Toplumsal cinsiyet rolleri açısından "aile" ve günümüz sanatındaki yansımaları

Yazar:Kübra Usta Asan
Danışman: Prof. Dr. Ayşe Sibel Kedik

Heykel Ana Sanat Dalı Yüksek Lisans Tezi

Tez Özeti: Toplumsal cinsiyet (gender) kavramı cinsiyetin bir toplumsal ilişkiler ağı içerisinde kurulduğunu ifade etmektedir. Cinsiyet kavramı ele aldığı nesneyi tarihin her türlü kültürel bağlamının dışında değişmez bir öze sahip olarak değerlendirirken, toplumsal cinsiyet kavramı tarihsel ve sosyokültürel bağlamların farklılaştırıcı etkisinin altını çizmektedir (Becerikli, 2004, s. 1). Toplumsal cinsiyetin inşasının temelinde yer alan ataerkillik sistemi ise, eril bir söylem üzerinden kurulduğu için yalnızca kadının toplum içindeki rolünün değil, aynı zamanda emeğinin, cinselliğinin, bedeninin ve doğurganlığının da denetlendiği bir toplumsal sisteme gönderme yapmaktadır (Atan, 2015, s. 8-9). 1970'li yıllardan itibaren, kadın hareketlerinin de etkisiyle, ataerkil sistemin erkek merkezli bakış açısına karşı çıkarak, kadınlığı inşa edilen bir süreç olarak ele alan ve kadınsı duyarlılığı ön plana çıkarmaya çalışan kadın sanatçıların ataerkil döngünün içinde sıkışıp kalan kadınların sorunlarını görerek daha yoğun dillendirmeleri feminist sanatın yükselişi ile doğru orantılıdır. Sanat alanında toplumsal cinsiyet tanımının karşılığı 1970-80 arası sürece denk gelmektedir. Sanat pratiği doğrultusunda toplumsal cinsiyet kavramına yönelik sorgulamalar, daha çok kadın sanatçılar tarafından gerçekleştirilir ve kadın sanatçıların üretimine odaklanılır.
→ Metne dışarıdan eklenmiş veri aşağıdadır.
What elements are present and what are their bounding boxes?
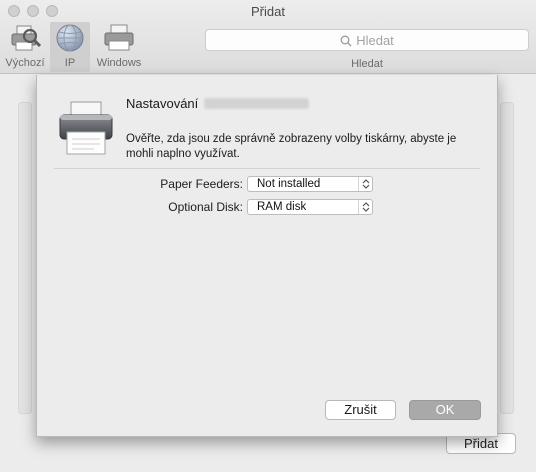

Nitekim toplumsal cinsiyeti biyolojik cinsiyetten farklı bir olgu olarak kavramaya, dişil ya da eril olarak cinsiyetlendirilmiş bir toplumsal alan içine doğmanın ve böyle bir alanda var olmanın anlamını sorgulamaya ve yansıtmaya çalışan sanatçılar öncelikle kadın sanatçılardır. Bu sanatçılar cinsiyetle ilgili kavrayışların üzerine genel kabullerle değil de soru işaretleri ile gitmekte ve eril söylemin kurguladığı toplumsal cinsiyetin rollerine karşı geliştirdikleri söylemleri sanat pratiğine taşırken kendi özgün kimliklerini oluşturmaya çalışmaktadırlar. Cinsiyet eşitsizliklerinin olduğu alanlardan özel alan ve bunun tezahürü olarak aile ve evlilik kavramları kadınların ezildiği ve ölümle yüz yüze geldiği alanlar olmaktadır. Bu bağlamda Toplumsal cinsiyet Rolleri üzerinden Aile ve Günümüz Sanatına Yansımaları başlıklı Yüksek Lisans Sanat Çalışması Raporunda, sanatçıların çalışmalarında toplumsal cinsiyet rollerini hangi nedenlerle ele aldığı, aile kavramı/kurumu ile olan ilişkilerinin eserlerine nasıl yansıdığı irdelenmiş ve kişisel uygulamalar ile aile kavramına öznel bir bakış açısı getirilmeye çalışılmıştır.